Evan RobArts : Mondrian 3.0
An essay by Frédéric Caillard, August 2018
Frédéric Caillard examines the ins and outs of Evan Robarts signature Scaffold works.
Towards the end of his career, Mondrian’s abstractions became more rigid and started to reference New York City’s architecture. 75 years later, Evan Robarts, who lives and works in the Big Apple, is probably interested in what happened to those magnificent buildings that inspired Mondrian. It is not their geometric silhouettes nor their grid layouts that must retain Evan Robarts’ attention, but rather their long route into decay, the efforts they need to be maintained – for example by scaffolding them up and refreshing their paint. This is why under Robarts, Mondrian’s lines turn into scaffold poles and platforms. The poles and platforms are not placed on a canvas, but in front of an actual wall. They delimit wall sections, which are – like in Mondrian’s canvases – painted or left blank, with a fuzzy or solid edge.
Evan Robarts, 927 Lincoln Road, 2018 / scaffold and wall painting / ~200 x 300 cm.
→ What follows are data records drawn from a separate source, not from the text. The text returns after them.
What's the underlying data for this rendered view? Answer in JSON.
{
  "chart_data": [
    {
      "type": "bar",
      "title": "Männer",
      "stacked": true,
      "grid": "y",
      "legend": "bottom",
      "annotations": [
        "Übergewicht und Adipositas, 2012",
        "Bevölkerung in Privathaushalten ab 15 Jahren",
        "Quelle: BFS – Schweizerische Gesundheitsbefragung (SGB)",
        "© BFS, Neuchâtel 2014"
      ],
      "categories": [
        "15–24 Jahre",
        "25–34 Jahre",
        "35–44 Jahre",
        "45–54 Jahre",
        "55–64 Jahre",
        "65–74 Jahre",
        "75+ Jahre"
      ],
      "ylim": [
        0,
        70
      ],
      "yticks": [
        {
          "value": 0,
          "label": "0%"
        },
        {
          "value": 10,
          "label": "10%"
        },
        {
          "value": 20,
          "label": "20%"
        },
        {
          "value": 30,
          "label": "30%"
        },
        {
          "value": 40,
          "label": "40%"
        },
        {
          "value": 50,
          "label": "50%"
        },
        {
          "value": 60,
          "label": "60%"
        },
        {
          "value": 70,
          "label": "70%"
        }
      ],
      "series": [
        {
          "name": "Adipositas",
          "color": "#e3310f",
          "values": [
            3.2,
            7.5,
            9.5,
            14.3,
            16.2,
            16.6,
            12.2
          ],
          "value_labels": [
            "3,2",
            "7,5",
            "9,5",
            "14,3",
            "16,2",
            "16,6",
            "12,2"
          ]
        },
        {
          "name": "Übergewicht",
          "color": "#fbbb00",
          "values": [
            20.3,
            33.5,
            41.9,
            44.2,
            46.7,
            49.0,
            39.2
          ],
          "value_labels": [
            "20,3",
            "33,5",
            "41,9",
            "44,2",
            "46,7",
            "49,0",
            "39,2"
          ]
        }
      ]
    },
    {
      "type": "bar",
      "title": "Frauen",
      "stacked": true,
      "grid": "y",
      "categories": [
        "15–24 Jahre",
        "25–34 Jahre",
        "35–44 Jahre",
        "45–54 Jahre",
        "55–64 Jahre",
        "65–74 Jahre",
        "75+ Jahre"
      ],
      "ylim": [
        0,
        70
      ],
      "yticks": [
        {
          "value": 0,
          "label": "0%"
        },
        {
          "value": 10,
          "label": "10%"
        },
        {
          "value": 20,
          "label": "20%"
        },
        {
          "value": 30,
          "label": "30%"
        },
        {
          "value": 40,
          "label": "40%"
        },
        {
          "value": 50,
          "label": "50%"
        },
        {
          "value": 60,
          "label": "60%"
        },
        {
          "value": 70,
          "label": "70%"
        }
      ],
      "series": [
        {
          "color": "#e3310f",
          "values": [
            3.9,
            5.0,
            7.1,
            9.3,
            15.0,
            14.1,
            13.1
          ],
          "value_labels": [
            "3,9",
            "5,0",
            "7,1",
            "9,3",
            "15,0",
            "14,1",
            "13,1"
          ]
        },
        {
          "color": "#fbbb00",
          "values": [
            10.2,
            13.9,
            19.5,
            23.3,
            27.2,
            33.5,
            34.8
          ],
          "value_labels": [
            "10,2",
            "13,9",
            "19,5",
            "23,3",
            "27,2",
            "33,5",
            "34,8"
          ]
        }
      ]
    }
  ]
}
Courtesy Evan Robarts.
The artistic idea is not a mere update of Mondrian’s practice, it is full of wit. Already long before his New York time, Mondrian drew his abstract compositions from real life elements, such as trees or building façades(1). With his scaffold works, Robarts retrieves Mondrian’s paintings from the abstract sphere and brings them back into three dimensional reality. It also transforms what is typically a painting tool (the scaffold) into a full-blown artistic media. The tool becomes embedded into the artwork, it dialogs with the underlying mural paint and provides a comprehensive visual package that encompasses both the making of the work and the finished work. The juxtaposition of the scaffold and the wall painting also questions the widely debated oppositions between artistic & commercial painting. The scaffolds can be seen as the overarching commercial forces that not only shape today’s art (by imposing the wall painting structure), but also stand between the art and the viewer, filtering the reception of the artworks. Another much discussed opposition -between handmade and industrial production – is addressed in the making of the Scaffold works. Robarts now and then applies the wall colors himself, but also happens to delegate the painting job, brilliantly blurring the line between the two production modes.
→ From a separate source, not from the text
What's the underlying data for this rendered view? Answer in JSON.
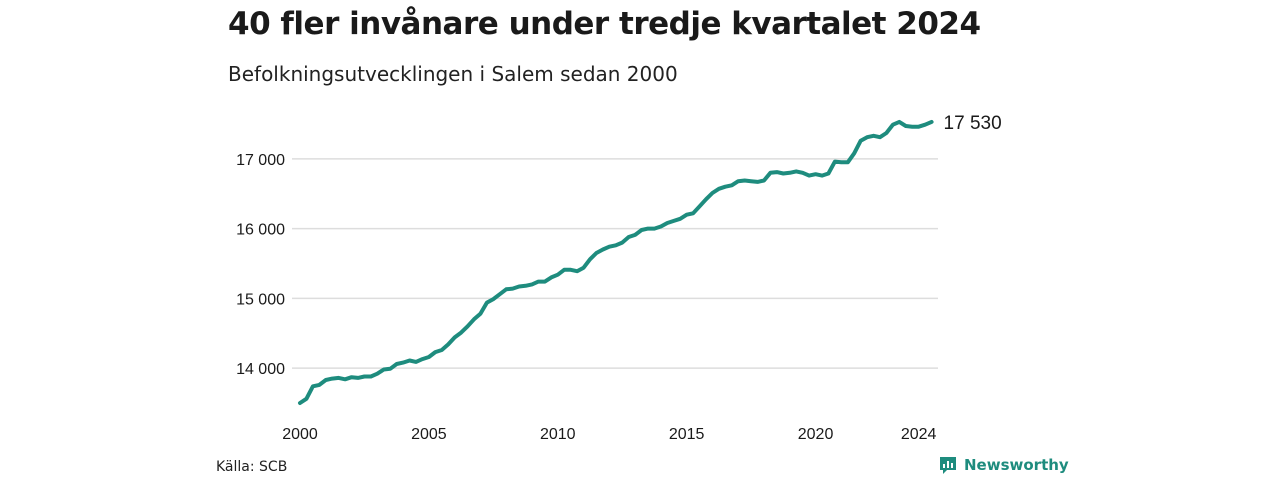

But one of the most important aspect of the Scaffold series is its social underlying. The used scaffolds, which bear impact marks and stains, obviously carry the history of renovated neighborhoods and of workers who sweated on them. When Robarts chooses to place his scaffold in front of a white gallery wall, he stages a confrontation of social classes: the working class vs. the upper class, the construction workers who built the luxurious high-rises that inspired Mondrian vs. their rich inhabitants who collect art. Can abstract art be disconnected from reality? Robarts answer is quite clear: there is no such thing as pure art. The people and their memory are here to haunt any attempt to put them aside. Even Mondrian’s iconic position cannot hold.
Note
(1) It is interesting to note that one of the title of a 1914 Mondrian painting – as found in the French edition of the Phaïdon monography by John Milner – directly references scaffolds: Composition n°9 (échafaudage).
Main Illustration: Evan Robarts, Installation view of A bright cold day in April at Berthold Pott Gallery, Cologne, 2017. Courtesy Berthold Pott Gallery, Cologne, 2017. Photo Mareike Tocha.